I pushed myself out of my comfort zone and started getting more active and adventurous.
I never really felt like I was a big person unless I was looking into a mirror, or not fitting into clothes that previously fit comfortably or received that ‘loving’ comment from the local pig headed yelling bloke. So I never really let my size get to me. That was a bad thing. I got ‘comfortable’ sitting on the couch eating cookie dough on sunny days. Play the PlayStation instead of head to footy training. And in the end, when my career started to flourish and I caught myself in the mirror again, I started to panic. Food was my saviour.
I was depressed I let myself go as much I did yet I still really didn’t do much about it. I remember wanting to be thin and trying to get control of my eating but never staying motivated enough to stay on a diet. My need to eat always seemed to take over my desire to be thin. Something needed to be done. CHALLENGE ACCEPTED!
I have experienced highs, lows, burpees and lunges but at the end of the day I always had a good time. Amy is an amazing motivator (especially at 6:30am session starts) and I couldn’t have asked for better support and comradery from both the Blue and Orange team members and trainers (Shout out to Lizzie, Tracey, Bec and Leah :P). Shane, Ellie, Jodie, Elissa, Robert, Brandie, Emma, Maddie and Damien all pushed, supported, boxed, danced, laughed and cried with me as we took on a challenge to better our lives. And the result so far, as our Smiling Assassin would say, is “Ripper Good”. The challenge days were always a hoot! Jamie and Cara definitely knew how to shout out for the competition. The videos were always great to reflect on to. Relive the idiocy and triumph of the day.
As with many weight loss stories, my challenge started off with a couple of fantastic results before plateauing in the middle and see-sawing at the back end. But overall, it has been a huge success for me. My biggest challenge was my mental state. I have a habit of creating some outrageously unobtainable goals, not reaching them and hating myself for it. I have high expectations and they usually disrupt my progress and send me back into my motivation-less eating frenzy.
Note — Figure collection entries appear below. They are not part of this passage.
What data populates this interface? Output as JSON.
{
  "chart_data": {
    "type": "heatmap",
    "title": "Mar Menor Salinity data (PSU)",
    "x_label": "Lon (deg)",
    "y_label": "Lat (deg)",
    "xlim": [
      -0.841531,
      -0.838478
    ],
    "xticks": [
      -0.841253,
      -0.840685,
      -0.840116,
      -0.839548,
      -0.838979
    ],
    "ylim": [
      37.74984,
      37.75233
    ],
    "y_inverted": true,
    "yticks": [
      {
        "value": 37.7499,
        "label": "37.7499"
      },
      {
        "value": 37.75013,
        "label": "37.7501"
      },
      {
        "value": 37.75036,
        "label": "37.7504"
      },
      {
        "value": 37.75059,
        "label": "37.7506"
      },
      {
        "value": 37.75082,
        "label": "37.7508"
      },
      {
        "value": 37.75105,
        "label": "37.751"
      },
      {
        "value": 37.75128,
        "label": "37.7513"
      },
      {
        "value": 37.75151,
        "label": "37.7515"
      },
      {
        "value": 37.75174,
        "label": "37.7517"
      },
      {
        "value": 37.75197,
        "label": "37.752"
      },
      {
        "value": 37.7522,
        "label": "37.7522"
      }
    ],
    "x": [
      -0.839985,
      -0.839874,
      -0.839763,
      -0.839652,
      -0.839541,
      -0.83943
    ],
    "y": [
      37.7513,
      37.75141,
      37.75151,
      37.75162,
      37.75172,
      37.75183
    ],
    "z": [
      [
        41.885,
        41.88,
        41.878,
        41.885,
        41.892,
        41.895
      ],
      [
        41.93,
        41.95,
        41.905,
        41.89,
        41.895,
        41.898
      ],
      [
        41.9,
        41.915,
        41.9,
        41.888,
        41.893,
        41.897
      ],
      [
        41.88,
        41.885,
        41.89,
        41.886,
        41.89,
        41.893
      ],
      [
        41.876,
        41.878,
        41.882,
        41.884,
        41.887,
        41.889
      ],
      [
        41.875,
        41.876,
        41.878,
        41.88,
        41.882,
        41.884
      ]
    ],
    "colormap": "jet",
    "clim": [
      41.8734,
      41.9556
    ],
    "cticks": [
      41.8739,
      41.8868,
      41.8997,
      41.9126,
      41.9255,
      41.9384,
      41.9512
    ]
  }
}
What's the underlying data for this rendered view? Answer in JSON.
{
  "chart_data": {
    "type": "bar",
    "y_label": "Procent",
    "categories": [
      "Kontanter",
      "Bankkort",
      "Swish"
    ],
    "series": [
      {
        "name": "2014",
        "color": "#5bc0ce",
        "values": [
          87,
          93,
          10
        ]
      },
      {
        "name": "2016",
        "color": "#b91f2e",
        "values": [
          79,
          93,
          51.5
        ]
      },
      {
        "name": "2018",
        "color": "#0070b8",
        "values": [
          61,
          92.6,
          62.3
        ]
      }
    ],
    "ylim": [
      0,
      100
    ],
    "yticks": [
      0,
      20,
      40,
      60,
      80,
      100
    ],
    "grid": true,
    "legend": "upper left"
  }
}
This time, I have not done that. Sure I had a few slip ups but my proudest moments were not letting them get in the way of the efforts I have put in. Remembering I am only human.
I stayed in my fitness mode and made healthier choices. I pushed myself out of my comfort zone and started getting more active and adventurous. I discovered that as long as I was eating healthy foods, being honest about what I really was eating and staying active, I was losing kilos. It was truly unbelievable to me.
I am now gaining more confidence in my body (most of the time) and in myself. Have many things to look forward to, including an entry into ‘True Grit’ on the 25th July. And I hope to continue to get better, fitter, healthier and happier throughout the rest of my life.
My journey may have started as a quest to be smaller but I will and have gained so much more then I have lost.